Seven Kentucky Hospitals Use AHRQ Guide to Revise Protocols for Preventing Blood Clots
Between January and September 2010, AHRQ partnered with seven Quality Improvement Organizations (QIOs) to deliver a series of onsite learning sessions and provider support calls for implementing the AHRQ-funded toolkit, Preventing Hospital-Acquired Venous Thromboembolism: A Guide for Effective Quality Improvement. These events were part of a QIO Learning Network established through an AHRQ Knowledge Transfer project. As a result of this project, Health Care Excel, the QIO for Kentucky, worked with seven hospitals in the State to revise their VTE protocols.
The AHRQ toolkit is a comprehensive guide to help hospitals and clinicians implement processes to prevent dangerous blood clots. The 60-page guide details how to start, implement, evaluate, and sustain a quality improvement strategy. It includes case studies, as well as forms that clinicians can use. The toolkit advises hospitals to establish VTE prevention protocols to assess patients' risk for hospital-acquired VTEs and select the best method for preventing the condition.
The toolkit encourages hospitals to discard commonly used protocols that assign points to risk factors for VTEs in order to determine the appropriate treatment option. Instead, the guide encourages hospitals to adopt protocols that group patients into three risk categories. Each category is associated with a clear set of recommendations about the most appropriate measures to prevent VTEs. The guide also advises hospitals to provide drug therapy to prevent clots to all patients at moderate or high risk of developing VTEs.

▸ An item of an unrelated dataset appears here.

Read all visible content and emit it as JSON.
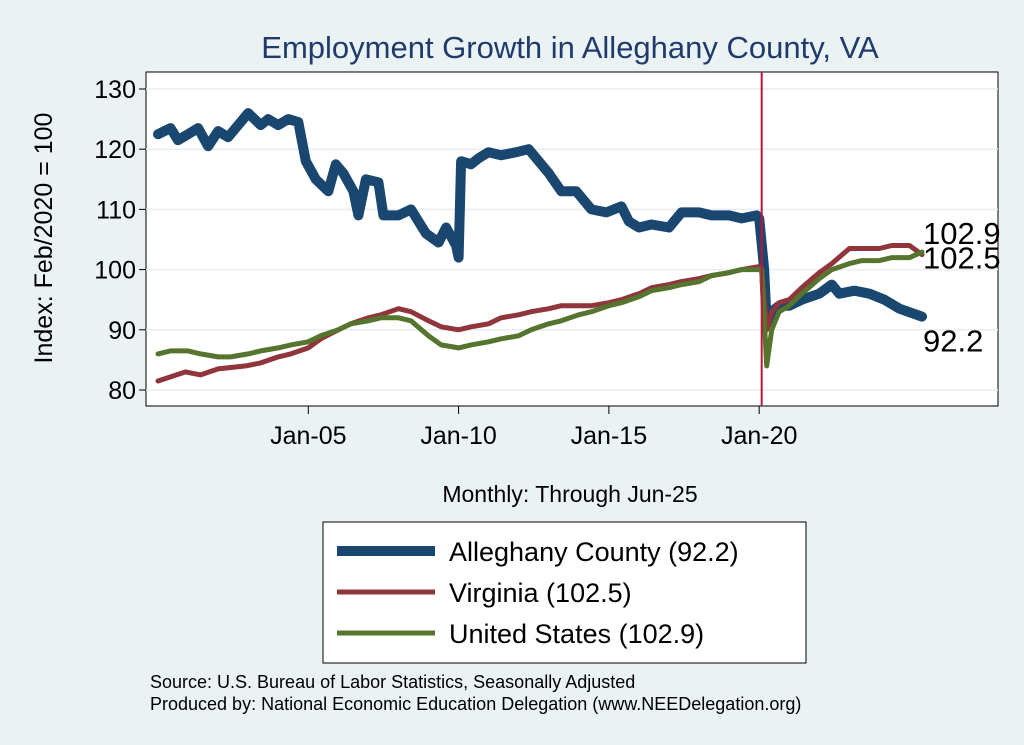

Jewish Hospital and St. Mary's Health Care in Louisville, Kentucky, represented four hospitals in the collaborative. All four hospitals changed their points-based VTE risk assessments to the risk-stratified assessment recommended in the VTE toolkit. The systemwide implementation of the revised protocol resulted in a decrease in hospital-acquired VTE rates from 1.39 to 1.02 per 100 days. In addition, compliance improved from 2009 to the first quarter of 2010 in the following areas: ordering appropriate VTE prophylaxis improved from 87 to 93 percent, and the percentage of patients receiving appropriate VTE prophylaxis increased from 74 to 90 percent. According to Jennifer Robards, Director of Quality, "By participating in the AHRQ initiative, our individual facilities, as well as our system, were able to collaborate and be included with other facilities in the Commonwealth and across the country. While we took some comfort from realizing VTE is a national issue, we quickly realized that by participation in this project, we could benefit by allowing us to learn from other's mistakes, trials, and triumphs."
Jennie Stuart Medical Center in Hopkinsville, Kentucky, entered the collaborative without a VTE protocol for its medical patient population. As a result, medical patients received VTE prophylaxis only 58 percent of the time, compared with surgical patients, who received prophylaxis at a rate of 80 percent. Following participation in the collaborative, a standardized VTE protocol was implemented hospitalwide to include both surgical and medical patients. The revised protocol was pilot tested on the medical floor, with hospitalists consistently ordering VTE prophylaxis. Beth McCraw, A.RNP., A.C.N.S.-B.C., O.C.N., says, "I believe the deficits between VTE risk identification upon admission and the continued daily monitoring of VTE risk assessment became amazingly clear. This generated much-needed discussion, education, and awareness among our multidisciplinary staff."
Owensboro Medical Health Systems in Owensboro, Kentucky, entered the collaborative with a VTE protocol that had a nurse-driven assessment with physicians doing the ordering. While assessments were completed 100 percent of the time, only 10 percent of the physicians used the protocol for ordering. As a result of participating in the collaborative, the facility combined the moderate and high levels of VTE risk assessment. As a result, compliance with physician use of the VTE protocol increased to 37 percent. Hospitalists now assess all inpatients daily to ensure that those who are identified as at risk have been ordered pharmacologic prophylaxis. Marcella Henderson, RN, Manager of Quality Support Services, says, "Participation in this learning network opened our eyes to really look at our data, look for areas of improvement, and make the data transparent to the organization in order to improve patient outcomes."
Western Baptist Hospital in Paducah, Kentucky, revised its VTE protocol to separate the assessment from the order set. It also implemented a risk-stratified assessment to include low, medium, and high categories. The changes to the protocol-coupled with heightened awareness regarding the importance of VTE prophylaxis-led to an increase in VTE prophylaxis orders. Kristin Reid, A.RNP., A.C.N.S.-B.C., VTE Team Leader, says, "I now have a better understanding of how to work through processes within the hospital to facilitate change and awareness."
Learning Network session activities were held in partnership with Health Care Excel. Gregory Maynard, MD, of the University of California, San Diego, developed the toolkit, and presented information during onsite learning sessions. He also provided expert support during technical assistance calls.